What should I be missing?

Answer 1

Solved !

I have replaced older domain and defaultRealmName in the following files:

1. IS_HOME/repository/conf/user-mgt.xml
2. IS_HOME/repository/conf/tenant-mgt.xml
3. IS_HOME/repository/conf/embedded-ldap.xml

I have replaced dc=wso2,dc=org for dc=foobar,dc=com and defaultRealmName=WSO2.ORG for FOOBAR.COM, then I deleted the directory named root located in the IS_HOME/repository/data/org.wso2.carbon.directory .. so a fresh default partition will be created again at the restart.

Now, if you connect to WSO2IS' embedded LDAP (10389 port) using any LDAP client, you will see the new domain FOOBAR.COM instead of WSO2.ORG.

I hope that be useful.

Answer 2

I guess, you are trying to change the "dc=wso2,dc=org" value. You can not change it using user-mgt.xml file. user-mgt.xml file is used to connect WSO2IS with LDAP or AD or JDBC user stores. It means there can be LDAP running externally and you need to configure user-mgt.xml file to connect that LDAP using proper configurations. By default WSO2IS is shipped with embedded LDAP server and by default user-mgt.xml file has been configured to point to that embedded LDAP server.
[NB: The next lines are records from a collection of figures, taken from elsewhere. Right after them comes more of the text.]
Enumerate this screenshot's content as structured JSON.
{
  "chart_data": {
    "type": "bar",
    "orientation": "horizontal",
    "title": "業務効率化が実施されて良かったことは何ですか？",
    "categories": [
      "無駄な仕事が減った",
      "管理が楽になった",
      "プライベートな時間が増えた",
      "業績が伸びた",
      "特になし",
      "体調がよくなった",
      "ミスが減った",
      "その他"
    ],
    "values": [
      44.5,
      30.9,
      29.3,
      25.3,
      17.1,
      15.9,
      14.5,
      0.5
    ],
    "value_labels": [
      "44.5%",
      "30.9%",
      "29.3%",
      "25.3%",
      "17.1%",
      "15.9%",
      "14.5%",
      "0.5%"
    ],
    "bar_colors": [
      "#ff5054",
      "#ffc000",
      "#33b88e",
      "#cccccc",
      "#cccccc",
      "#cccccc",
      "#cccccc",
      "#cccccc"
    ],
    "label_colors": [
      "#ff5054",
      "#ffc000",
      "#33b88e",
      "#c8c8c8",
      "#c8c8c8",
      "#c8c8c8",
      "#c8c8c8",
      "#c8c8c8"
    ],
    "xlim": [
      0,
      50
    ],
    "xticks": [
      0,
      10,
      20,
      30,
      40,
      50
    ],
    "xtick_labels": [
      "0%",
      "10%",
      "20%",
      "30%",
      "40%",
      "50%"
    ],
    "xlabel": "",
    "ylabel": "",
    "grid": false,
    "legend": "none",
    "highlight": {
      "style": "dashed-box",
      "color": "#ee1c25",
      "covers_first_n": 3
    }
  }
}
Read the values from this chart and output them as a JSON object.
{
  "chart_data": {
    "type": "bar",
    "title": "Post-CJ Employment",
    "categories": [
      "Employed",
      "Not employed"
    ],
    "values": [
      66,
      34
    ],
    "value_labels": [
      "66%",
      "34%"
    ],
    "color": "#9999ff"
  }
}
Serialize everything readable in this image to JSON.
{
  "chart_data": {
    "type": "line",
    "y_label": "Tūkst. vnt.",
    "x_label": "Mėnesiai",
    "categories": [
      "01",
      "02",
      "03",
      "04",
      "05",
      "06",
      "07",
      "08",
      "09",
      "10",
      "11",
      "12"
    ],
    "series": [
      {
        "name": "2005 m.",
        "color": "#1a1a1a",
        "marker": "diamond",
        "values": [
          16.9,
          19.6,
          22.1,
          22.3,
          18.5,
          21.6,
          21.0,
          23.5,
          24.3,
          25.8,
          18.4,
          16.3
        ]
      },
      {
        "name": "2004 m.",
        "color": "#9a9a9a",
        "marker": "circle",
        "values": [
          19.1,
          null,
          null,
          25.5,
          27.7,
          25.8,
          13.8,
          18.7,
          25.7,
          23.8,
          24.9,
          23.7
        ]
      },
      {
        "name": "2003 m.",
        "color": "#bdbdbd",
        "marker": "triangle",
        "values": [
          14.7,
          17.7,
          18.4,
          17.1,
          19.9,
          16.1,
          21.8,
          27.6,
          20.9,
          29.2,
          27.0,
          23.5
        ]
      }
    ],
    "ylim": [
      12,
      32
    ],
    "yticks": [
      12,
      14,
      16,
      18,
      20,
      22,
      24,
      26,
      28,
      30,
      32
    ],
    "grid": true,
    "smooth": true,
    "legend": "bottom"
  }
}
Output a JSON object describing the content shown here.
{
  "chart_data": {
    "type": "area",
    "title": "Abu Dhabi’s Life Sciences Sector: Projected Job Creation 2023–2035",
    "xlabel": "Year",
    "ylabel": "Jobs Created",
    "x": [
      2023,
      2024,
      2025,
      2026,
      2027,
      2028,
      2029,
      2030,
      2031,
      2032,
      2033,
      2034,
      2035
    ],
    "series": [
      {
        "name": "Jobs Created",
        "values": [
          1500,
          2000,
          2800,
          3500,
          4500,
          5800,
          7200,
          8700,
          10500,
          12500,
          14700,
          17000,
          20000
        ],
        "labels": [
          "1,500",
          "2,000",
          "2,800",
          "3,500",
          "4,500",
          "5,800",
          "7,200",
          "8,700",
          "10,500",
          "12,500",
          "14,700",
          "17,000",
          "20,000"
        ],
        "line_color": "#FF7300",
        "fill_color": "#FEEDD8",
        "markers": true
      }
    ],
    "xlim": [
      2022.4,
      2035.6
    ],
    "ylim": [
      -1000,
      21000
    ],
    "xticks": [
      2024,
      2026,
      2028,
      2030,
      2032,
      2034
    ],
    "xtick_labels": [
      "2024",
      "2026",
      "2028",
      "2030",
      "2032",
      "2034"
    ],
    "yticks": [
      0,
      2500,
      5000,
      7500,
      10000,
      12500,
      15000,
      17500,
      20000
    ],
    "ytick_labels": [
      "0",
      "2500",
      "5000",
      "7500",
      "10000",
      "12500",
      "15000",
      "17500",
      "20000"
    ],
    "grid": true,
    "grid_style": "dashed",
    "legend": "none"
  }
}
This embedded LDAP is created with "dc=wso2,dc=org" value. You can find the configurations of this embedded LDAP in the "embedded-ldap.xml" file. But there is no parameter to configure the domain ""dc=wso2,dc=org". It means, we can not configure it. But you can still create your own LDAP server using ApacheDS, OpenDJ and OpenLDAP and can point it to WSO2 Identity Server.